By next Friday, October 2nd, 2015, readers will know what the September ’15 jobs report looked like, and what the new “forward 4-quarter” estimate is for the S&P 500.
Primarily because of the nature of capitalism, and expense control, there is typically an upward bias to S&P 500 earnings estimates and cash-flow over long periods of time. That pattern plays out quarterly as well, as each quarter, beginning the first day of January, April, July and October, sees a quarterly bump to the S&P 500 forward estimate—typically between $3-$5 per share.
2015 has been a tougher scenario for earnings estimates watchers, given the 50%-60% quarterly decline in Energy earnings, but with the October 1 ’15 print, expect the “forward 4-quarter” estimate to reach $125-$127 per share.
From a bigger picture perspective: here are the current bottom-up estimates for the S&P 500 as of 9/25/15:
- 2014 (actual): $118.78
- 2015 (est): $118.44
- 2016 (est): $130.80
2015 will likely be a positive year for earnings growth, given that Q4 ’15 will see very easy comps for the Energy sector and the US dollar. However, 1%-3% S&P 500 earnings growth isn’t much to get excited about. This could explain why the S&P 500 is flat this year.

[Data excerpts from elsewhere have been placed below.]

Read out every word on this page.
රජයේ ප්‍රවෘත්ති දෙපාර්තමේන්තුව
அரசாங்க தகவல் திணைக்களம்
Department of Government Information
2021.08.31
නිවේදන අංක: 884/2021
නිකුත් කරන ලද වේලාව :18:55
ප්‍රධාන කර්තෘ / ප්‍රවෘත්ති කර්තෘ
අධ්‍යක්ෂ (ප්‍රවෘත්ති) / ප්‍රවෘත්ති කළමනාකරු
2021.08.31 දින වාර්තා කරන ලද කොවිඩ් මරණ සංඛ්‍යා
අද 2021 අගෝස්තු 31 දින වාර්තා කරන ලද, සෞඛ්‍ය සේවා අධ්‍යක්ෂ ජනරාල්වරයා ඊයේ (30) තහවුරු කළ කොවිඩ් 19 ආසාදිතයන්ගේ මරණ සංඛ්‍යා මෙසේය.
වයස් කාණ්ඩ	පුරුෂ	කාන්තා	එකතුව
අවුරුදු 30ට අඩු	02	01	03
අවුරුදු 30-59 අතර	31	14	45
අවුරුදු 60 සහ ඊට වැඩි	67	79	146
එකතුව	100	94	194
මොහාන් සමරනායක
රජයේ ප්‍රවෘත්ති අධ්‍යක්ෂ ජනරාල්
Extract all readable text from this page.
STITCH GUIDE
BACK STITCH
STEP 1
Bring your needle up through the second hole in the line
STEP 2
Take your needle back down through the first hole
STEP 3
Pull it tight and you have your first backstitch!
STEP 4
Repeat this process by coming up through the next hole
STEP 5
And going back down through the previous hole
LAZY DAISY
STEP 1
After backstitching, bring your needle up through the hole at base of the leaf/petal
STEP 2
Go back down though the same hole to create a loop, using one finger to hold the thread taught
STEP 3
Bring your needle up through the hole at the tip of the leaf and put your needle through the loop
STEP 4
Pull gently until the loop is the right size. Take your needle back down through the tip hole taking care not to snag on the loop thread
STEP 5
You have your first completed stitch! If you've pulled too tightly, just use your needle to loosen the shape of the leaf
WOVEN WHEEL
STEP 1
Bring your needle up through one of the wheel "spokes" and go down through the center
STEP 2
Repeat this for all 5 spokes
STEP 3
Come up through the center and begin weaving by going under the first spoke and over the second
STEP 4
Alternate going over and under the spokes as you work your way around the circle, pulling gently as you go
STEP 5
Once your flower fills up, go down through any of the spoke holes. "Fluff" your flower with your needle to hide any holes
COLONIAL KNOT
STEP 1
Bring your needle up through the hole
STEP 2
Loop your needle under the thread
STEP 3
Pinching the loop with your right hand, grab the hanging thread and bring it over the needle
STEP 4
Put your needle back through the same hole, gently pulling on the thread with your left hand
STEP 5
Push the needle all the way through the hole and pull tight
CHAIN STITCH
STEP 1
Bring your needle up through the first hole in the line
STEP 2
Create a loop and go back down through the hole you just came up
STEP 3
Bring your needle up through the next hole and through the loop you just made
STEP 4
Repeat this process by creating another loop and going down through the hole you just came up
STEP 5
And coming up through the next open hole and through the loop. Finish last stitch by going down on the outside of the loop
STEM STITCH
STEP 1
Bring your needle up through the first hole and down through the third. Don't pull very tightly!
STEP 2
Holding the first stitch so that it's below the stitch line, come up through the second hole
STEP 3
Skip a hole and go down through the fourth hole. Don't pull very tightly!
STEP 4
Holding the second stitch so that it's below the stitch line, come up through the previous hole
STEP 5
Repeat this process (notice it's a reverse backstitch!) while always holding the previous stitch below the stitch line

2016 earnings growth remains the question but I expect minimum “mid-single-digit” S&P 500 earnings growth in 2016.
Analysis / conclusion: Healthcare and Biotech had a brutal week this past week, with many names trading near their 8/24 lows and Amgen (NASDAQ:AMGN) trading below its 8/24 lows, while Energy, despite the negative sentiment and bad news around Brazil and China, looks to be trading better.
As discussed here, Energy and the US dollar start to lap much easier comps starting October 1 ’15. That could start to make a difference in forward estimates and guidance for Energy, Industrials, and – depending on China exposure – even Basic Materials.
During 2014’s August – September 10% correction, the S&P 500 bottomed in early October ’14 and – despite the collapse in crude oil – had a decent Q4 ’14 return.
Energy, like Financials in 2015, could be a sector to hold in 2016, if only from a “less risk” perspective. The sector might show tepid earnings growth in 2016, but it is hard to fathom how any quarter in 2016 could be worse than the 55% – 60% y/y Energy earnings declines we saw in 2015.